En Afrique, estime l’Oms, le nombre de malades a augmenté de 53% entre 1995 et 1996, alors que dans les autres continents, on enregistrait une régression. L’Oms explique ce retour en force du choléradans le continent par la détérioration des conditions d’hygiène consécutive aux désastres humanitaires . Soit. Mais le Cameroun ne connaît pas un conflit armé comme en République démocratique du Congo ; ses rivages n’ont pas été balayés par un cyclone comme ce fut le cas à Madagascar; les pluies diluviennes qui transformèrent le Mozambique en un lac nous ont jusqu’ici épargné ; sauf à remonter aux années de guerre civile au Tchad, le pays n’est le théâtre de déplacements massifs de population.

Pauvreté

Comment dès lors expliquer le retour du choléra dans nos murs ? Comment justifier les 128 morts enregistrés en sept mois dans les dispensaires et hôpitaux ? Sans doute incriminera t-on la qualité de l’eau de la Société nationale des eaux du Cameroun, les conditions d’hygiène dans les élobi, le conditionnement des aliments consommée par les victimes la contamination suite à l’autopsie traditionnelle .. Mais on devrait aussi dire un mot sur la misère des populations. La pauvreté fait le lit du choléra. Une enquête sérieuse sur le niveau de vie des victimes du cholera qui sévit dans six des dix provinces du Cameroun en dirait long sur les leins de parenté entre le vibrion cholérique et le Renouveau. Pour mémoire, les spécialistes estiment que le choléra nous vient du sous continent indien. Il y a été confiné jusqu’en 1817, date à laquelle il opère une incursion en Asie, en Afrique, au Moyen-orient. Au fil des décennies, plus les moyens de transport se sont améliorés, plus les hommes se déplacent, plus le choléra se repandait. Progressivement, il a gagné les territoires jadis à l’abri. Du début du 20è siècle à ce jour, la planète a déjà subi au moins sept pandémies, aussi sévères les unes que les autres.

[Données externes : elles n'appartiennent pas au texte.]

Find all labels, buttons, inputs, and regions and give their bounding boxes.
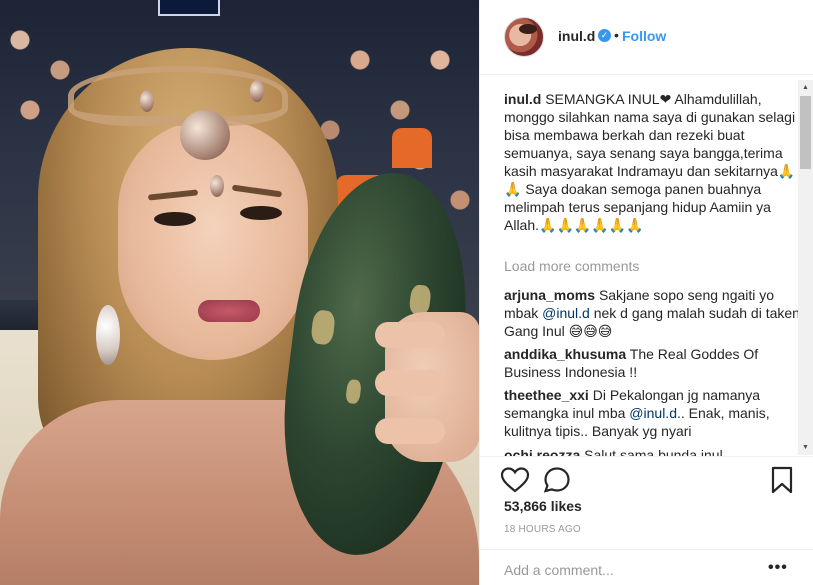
finger (375, 370, 445, 396)
comment-item: anddika_khusuma The Real Goddes Of Busin… (504, 345, 804, 381)
headpiece-jewel (180, 110, 230, 160)
post-header: inul.d ✓ • Follow (480, 0, 813, 75)
avatar[interactable] (504, 17, 544, 57)
comments-scrollbar[interactable]: ▲ ▼ (798, 80, 813, 455)
verified-badge-icon: ✓ (598, 29, 611, 42)
comment-text: Salut sama bunda inul (584, 447, 723, 456)
post-side-panel: inul.d ✓ • Follow inul.d SEMANGKA INUL❤ … (479, 0, 813, 585)
post-photo[interactable] (0, 0, 479, 585)
melon-spot (310, 309, 337, 346)
likes-count[interactable]: 53,866 likes (504, 498, 582, 514)
caption-text: SEMANGKA INUL❤ Alhamdulillah, monggo sil… (504, 91, 796, 233)
scroll-up-arrow-icon[interactable]: ▲ (798, 80, 813, 95)
headpiece-jewel (140, 90, 154, 112)
background-person (392, 128, 432, 168)
caption-username[interactable]: inul.d (504, 91, 541, 107)
caption: inul.d SEMANGKA INUL❤ Alhamdulillah, mon… (504, 90, 804, 234)
add-comment-input[interactable] (504, 562, 754, 578)
comment-username[interactable]: theethee_xxi (504, 387, 589, 403)
eye (240, 206, 282, 220)
post-timestamp[interactable]: 18 HOURS AGO (504, 524, 581, 535)
comment-item: ochi.reozza Salut sama bunda inul (504, 446, 804, 456)
more-options-icon[interactable]: ••• (768, 559, 788, 577)
headpiece-jewel (250, 80, 264, 102)
comment-mention[interactable]: @inul.d (542, 305, 590, 321)
follow-button[interactable]: Follow (622, 28, 666, 44)
comment-bubble-icon[interactable] (542, 465, 572, 495)
heart-icon[interactable] (500, 465, 530, 495)
melon-spot (345, 378, 362, 405)
header-separator: • (614, 27, 619, 43)
comment-mention[interactable]: @inul.d (629, 405, 677, 421)
scrollbar-thumb[interactable] (800, 96, 811, 169)
lips (198, 300, 260, 322)
earring (96, 305, 120, 365)
headpiece-jewel (210, 175, 224, 197)
eye (154, 212, 196, 226)
comments-list[interactable]: inul.d SEMANGKA INUL❤ Alhamdulillah, mon… (480, 76, 813, 456)
scroll-down-arrow-icon[interactable]: ▼ (798, 440, 813, 455)
comment-item: theethee_xxi Di Pekalongan jg namanya se… (504, 386, 804, 440)
comment-username[interactable]: arjuna_moms (504, 287, 595, 303)
add-comment-bar: ••• (480, 549, 813, 585)
finger (375, 322, 445, 348)
finger (375, 418, 445, 444)
comment-item: arjuna_moms Sakjane sopo seng ngaiti yo … (504, 286, 804, 340)
comment-username[interactable]: anddika_khusuma (504, 346, 626, 362)
load-more-comments-button[interactable]: Load more comments (504, 258, 639, 274)
background-screen (158, 0, 220, 16)
bookmark-icon[interactable] (767, 465, 797, 495)
action-bar (480, 456, 813, 501)
header-username[interactable]: inul.d (558, 28, 595, 44)
comment-username[interactable]: ochi.reozza (504, 447, 580, 456)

Les chroniques font mention de dizaine de milliers de morts enregistrés en Indonésie (1961) en Asie (1962), en Europe et au Moyen-orient (1965). Plus près de nous, en Afrique, le choléra connut ses moments fastes dans les années 1970. Au Cameroun cette irruption du choléra suscita une large mobilisation. Les pouvoirs publics lancèrent à l’époque une vaste campagne de sensibilisation qui toucha tous les coins du pays et toutes les couches de la populations. Les murs des villes et des villages étaient tapissés d’affiches qui décrivaient le processus de transmission de la maladie, ses symptômes… Sur les ondes de la radio, les élèves de l’école catholique de Nkol-Ewé, dans une chanson restée célèbre, donnait, chaque jour, des conseils pratiques aux populations. A la suite de la campagne, activement soutenue par l’Organisation mondiale de la santé et la Croix rouge, le choléra battit en retraite.